The Current case involved a 7-year warranty for all its models. To maintain the warranty, however, the customer must use Kia dealer or an authorised repairer. The customer had to bear the charge for services. In case the customer chose an independent repairer (not authorised by Kia) she/he would void the 7-year warranty and be left a 3-year warranty. KIA practiced a system of authorised dealers and repairers, a selective distribution system in which membership could be awarded for dealers and repairers that met KIA’s qualitative criteria. The association SBF, Bildelsgrossisterna, complained to the Competition Authority, but the SCA decided not to proceed with the matter, as there were insufficient grounds for actions to questions the conditions attached to the 7-year warranty.

The Market court ruled that the relevant market should be delineated to not only the aftersales market (a separate market from the market of new cars), but also a car brand-specific aftersales market, which essentially implied that KIA and its partners held up to 80 per cent of the relevant market. Regarding the conditions of the warranty, the Market Court held that the condition had serious foreclosing effects in that independent repairers were shut out from the possibility of offering a service and repairs without forfaiting the 7-year warranty, whereby competition for aftermarket services was restricted. Therefore, the Market Court held that this inescapable exclusion, viewed objectively, had as at least one of its objects to restrict competition for regular service/repairs for KIA-cars.

To summarise, the Market Court found that the condition of warranty was to be viewed as restriction of competition that shall be prohibited under Article 101 TFEU and its Swedish national counterpart in the Swedish competition Act.

This case triggers several serious questions that need to be dealt with and I will revert to them in a forthcoming Article. Some main concerns can be outlined tentatively, though:

Is it legally correct of the Market Court to view the agreement between KIA and its partners for repair and service as restrictive of competition because the warranty condition applied by KIA vis-à-vis its customers? It appears as that particular vertical agreement could be caught by Article 101 TFEU, but is that agreement really anti-competitive in the sense laid down by the Market Court?
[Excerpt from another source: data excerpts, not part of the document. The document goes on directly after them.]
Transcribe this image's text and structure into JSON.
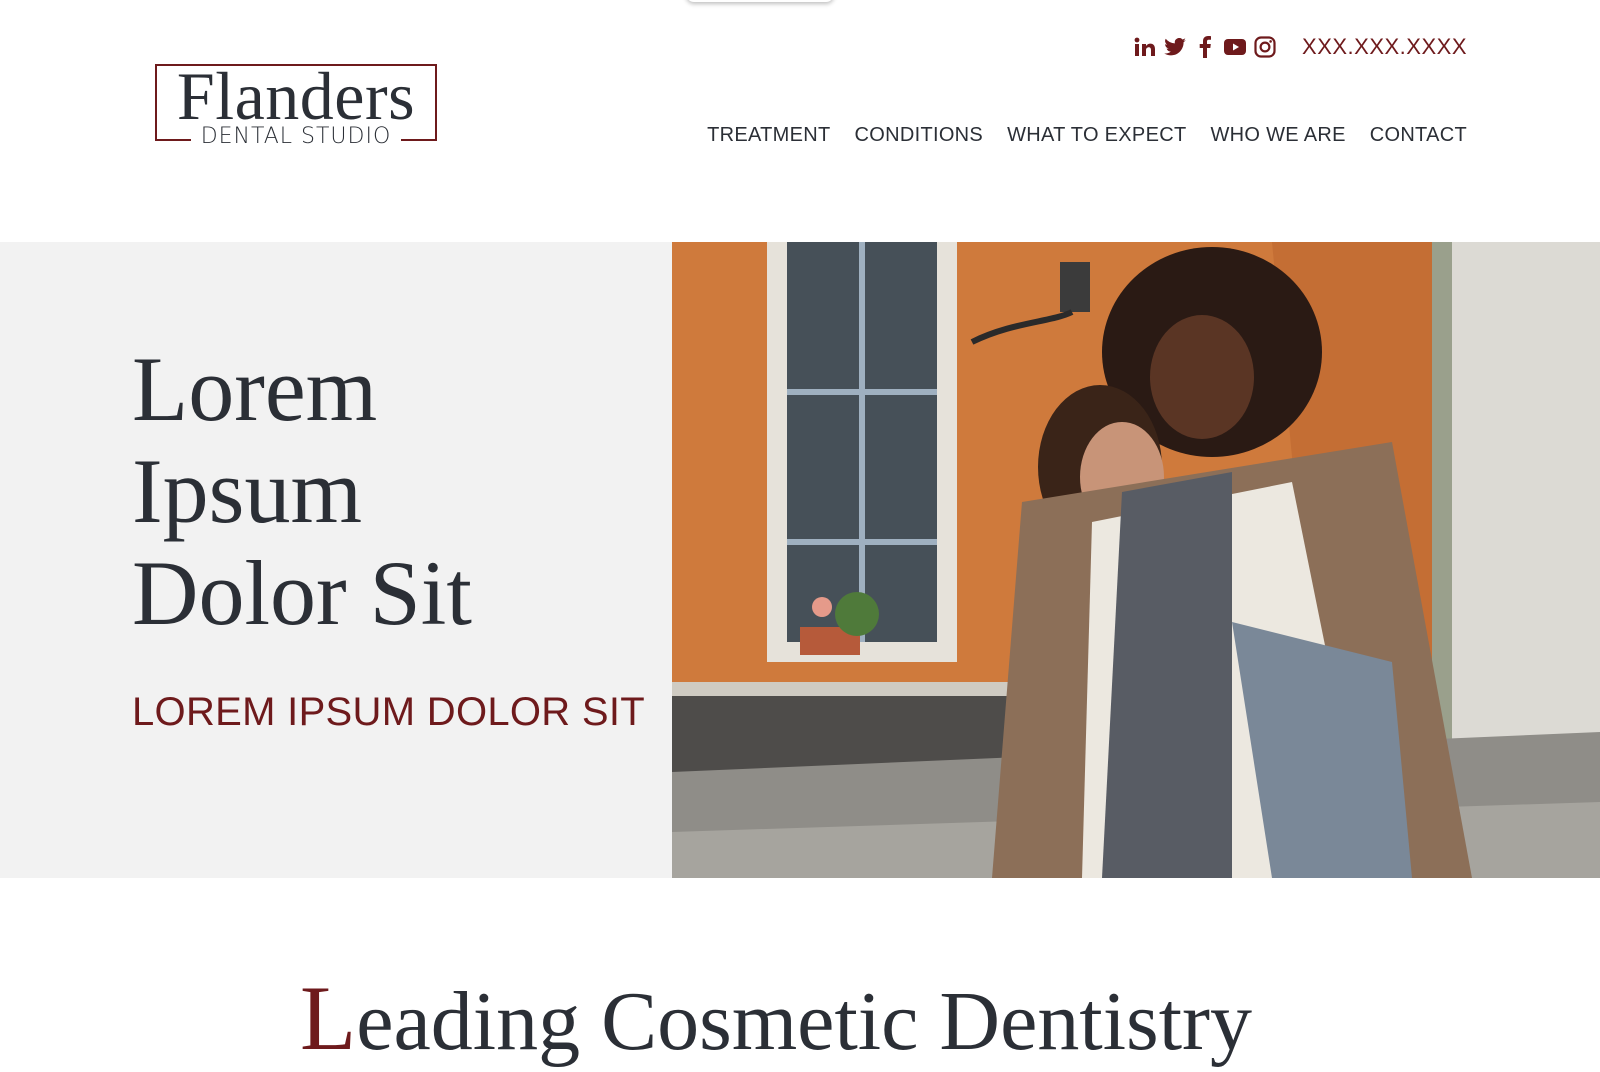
{
  "header": {
    "logo": {
      "name": "Flanders",
      "sub": "DENTAL STUDIO"
    },
    "social": [
      {
        "icon": "linkedin-icon",
        "label": "in"
      },
      {
        "icon": "twitter-icon"
      },
      {
        "icon": "facebook-icon",
        "label": "f"
      },
      {
        "icon": "youtube-icon"
      },
      {
        "icon": "instagram-icon"
      }
    ],
    "phone": "XXX.XXX.XXXX",
    "nav": [
      "TREATMENT",
      "CONDITIONS",
      "WHAT TO EXPECT",
      "WHO WE ARE",
      "CONTACT"
    ]
  },
  "hero": {
    "title_lines": [
      "Lorem",
      "Ipsum",
      "Dolor Sit"
    ],
    "subtitle": "LOREM IPSUM DOLOR SIT"
  },
  "section": {
    "dropcap": "L",
    "heading_rest": "eading Cosmetic Dentistry"
  },
  "colors": {
    "accent": "#6e1a1c",
    "text": "#2b2f36",
    "hero_panel": "#f2f2f2",
    "photo_wall": "#cf7a3c"
  }
}
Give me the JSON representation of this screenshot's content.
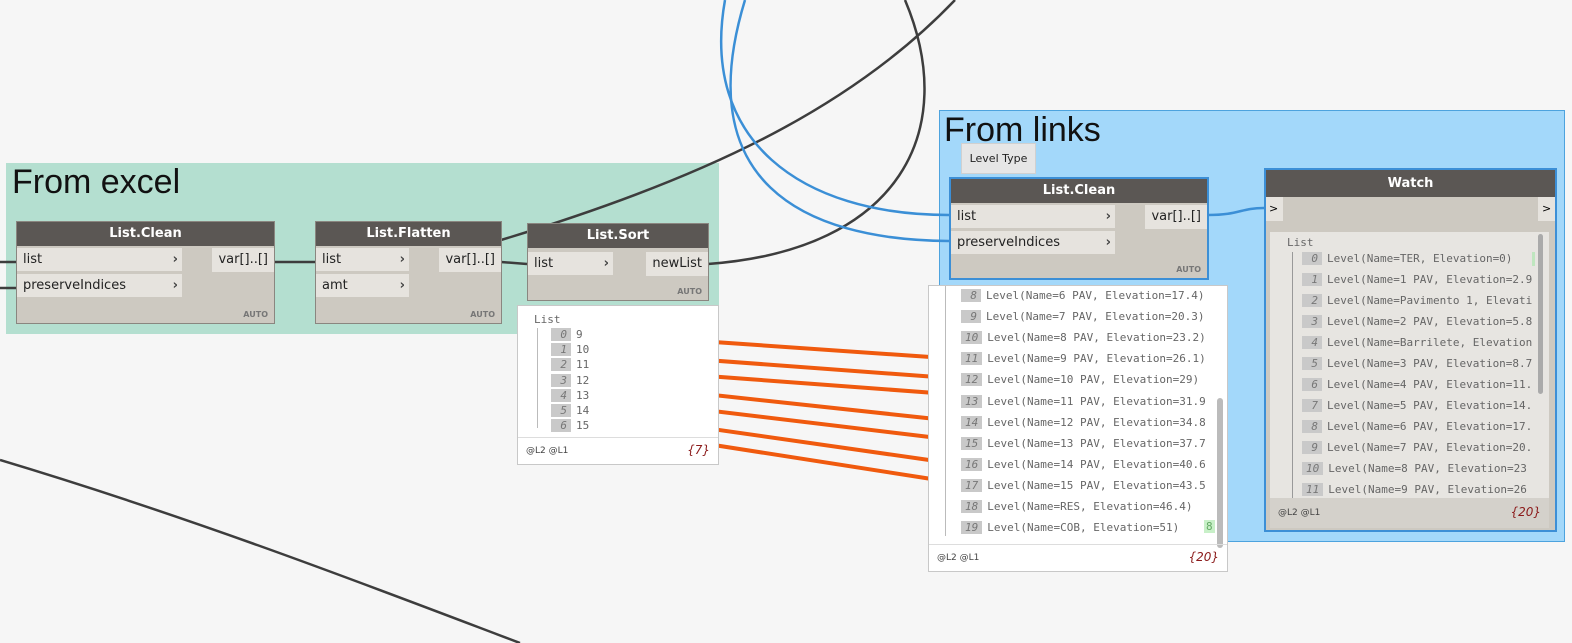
{
  "groups": {
    "excel": "From excel",
    "links": "From links"
  },
  "nodes": {
    "clean1": {
      "title": "List.Clean",
      "in": [
        "list",
        "preserveIndices"
      ],
      "out": "var[]..[]",
      "lacing": "AUTO"
    },
    "flatten": {
      "title": "List.Flatten",
      "in": [
        "list",
        "amt"
      ],
      "out": "var[]..[]",
      "lacing": "AUTO"
    },
    "sort": {
      "title": "List.Sort",
      "in": [
        "list"
      ],
      "out": "newList",
      "lacing": "AUTO"
    },
    "clean2": {
      "title": "List.Clean",
      "in": [
        "list",
        "preserveIndices"
      ],
      "out": "var[]..[]",
      "lacing": "AUTO",
      "tooltip": "Level Type"
    },
    "watch": {
      "title": "Watch",
      "in": ">",
      "out": ">"
    }
  },
  "sort_preview": {
    "header": "List",
    "items": [
      [
        "0",
        "9"
      ],
      [
        "1",
        "10"
      ],
      [
        "2",
        "11"
      ],
      [
        "3",
        "12"
      ],
      [
        "4",
        "13"
      ],
      [
        "5",
        "14"
      ],
      [
        "6",
        "15"
      ]
    ],
    "levels": "@L2 @L1",
    "count": "{7}"
  },
  "clean_preview": {
    "items": [
      [
        "8",
        "Level(Name=6 PAV, Elevation=17.4)"
      ],
      [
        "9",
        "Level(Name=7 PAV, Elevation=20.3)"
      ],
      [
        "10",
        "Level(Name=8 PAV, Elevation=23.2)"
      ],
      [
        "11",
        "Level(Name=9 PAV, Elevation=26.1)"
      ],
      [
        "12",
        "Level(Name=10 PAV, Elevation=29)"
      ],
      [
        "13",
        "Level(Name=11 PAV, Elevation=31.9"
      ],
      [
        "14",
        "Level(Name=12 PAV, Elevation=34.8"
      ],
      [
        "15",
        "Level(Name=13 PAV, Elevation=37.7"
      ],
      [
        "16",
        "Level(Name=14 PAV, Elevation=40.6"
      ],
      [
        "17",
        "Level(Name=15 PAV, Elevation=43.5"
      ],
      [
        "18",
        "Level(Name=RES, Elevation=46.4)"
      ],
      [
        "19",
        "Level(Name=COB, Elevation=51)"
      ]
    ],
    "badge": "8",
    "levels": "@L2 @L1",
    "count": "{20}"
  },
  "watch_preview": {
    "header": "List",
    "items": [
      [
        "0",
        "Level(Name=TER, Elevation=0)"
      ],
      [
        "1",
        "Level(Name=1 PAV, Elevation=2.9"
      ],
      [
        "2",
        "Level(Name=Pavimento 1, Elevati"
      ],
      [
        "3",
        "Level(Name=2 PAV, Elevation=5.8"
      ],
      [
        "4",
        "Level(Name=Barrilete, Elevation"
      ],
      [
        "5",
        "Level(Name=3 PAV, Elevation=8.7"
      ],
      [
        "6",
        "Level(Name=4 PAV, Elevation=11."
      ],
      [
        "7",
        "Level(Name=5 PAV, Elevation=14."
      ],
      [
        "8",
        "Level(Name=6 PAV, Elevation=17."
      ],
      [
        "9",
        "Level(Name=7 PAV, Elevation=20."
      ],
      [
        "10",
        "Level(Name=8 PAV, Elevation=23"
      ],
      [
        "11",
        "Level(Name=9 PAV, Elevation=26"
      ]
    ],
    "levels": "@L2 @L1",
    "count": "{20}"
  }
}
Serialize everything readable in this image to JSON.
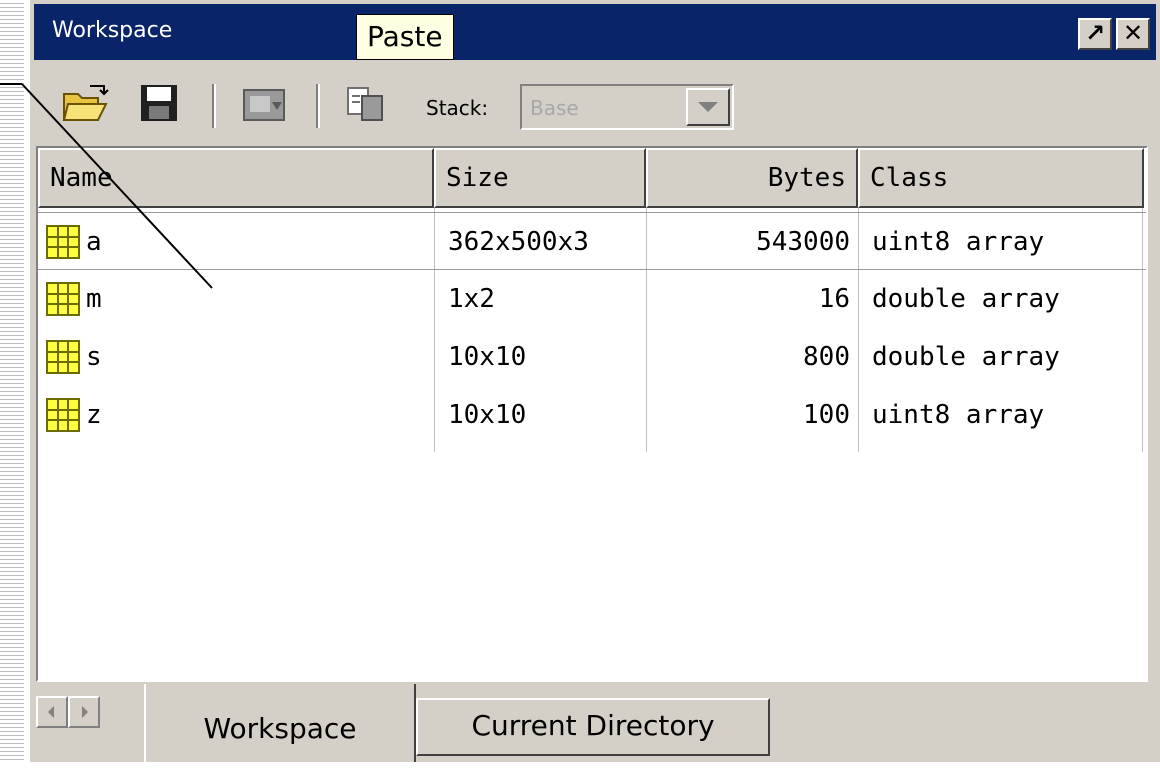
{
  "window": {
    "title": "Workspace"
  },
  "titlebar": {
    "undock_label": "↗",
    "close_label": "✕"
  },
  "tooltip": {
    "text": "Paste"
  },
  "toolbar": {
    "icons": [
      "open-folder-icon",
      "save-disk-icon",
      "import-data-icon",
      "paste-icon"
    ],
    "stack_label": "Stack:",
    "stack_value": "Base"
  },
  "table": {
    "columns": [
      "Name",
      "Size",
      "Bytes",
      "Class"
    ],
    "rows": [
      {
        "name": "a",
        "size": "362x500x3",
        "bytes": "543000",
        "class": "uint8 array"
      },
      {
        "name": "m",
        "size": "1x2",
        "bytes": "16",
        "class": "double array"
      },
      {
        "name": "s",
        "size": "10x10",
        "bytes": "800",
        "class": "double array"
      },
      {
        "name": "z",
        "size": "10x10",
        "bytes": "100",
        "class": "uint8 array"
      }
    ]
  },
  "tabs": {
    "workspace": "Workspace",
    "current_directory": "Current Directory"
  },
  "colors": {
    "title_bar": "#0a246a",
    "window_bg": "#d4d0c8",
    "tooltip_bg": "#ffffe1",
    "variable_icon": "#ffff40"
  }
}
Notwithstanding any concerns related to the assessment in that individual case, the KIA-case marks yet another case involving subsidiary claims for injunctions. These cases have in common that the SCA has decided not to proceed with the matter and the highest ranking Court has subsequently ruled on the market behaviour/agreement as serious violation of law and contrary to competition law. The reader is therefore left with one important question unanswered: Why did the SCA not act in these cases? Naturally, internal priority concerns and budget restrictions would offer plausible and perhaps acceptable explanations; but what if there is a disparity in the view of the law? Also, what can be expected in terms of actions by the SCA in the wake of successful subsidiary claims for injunctions?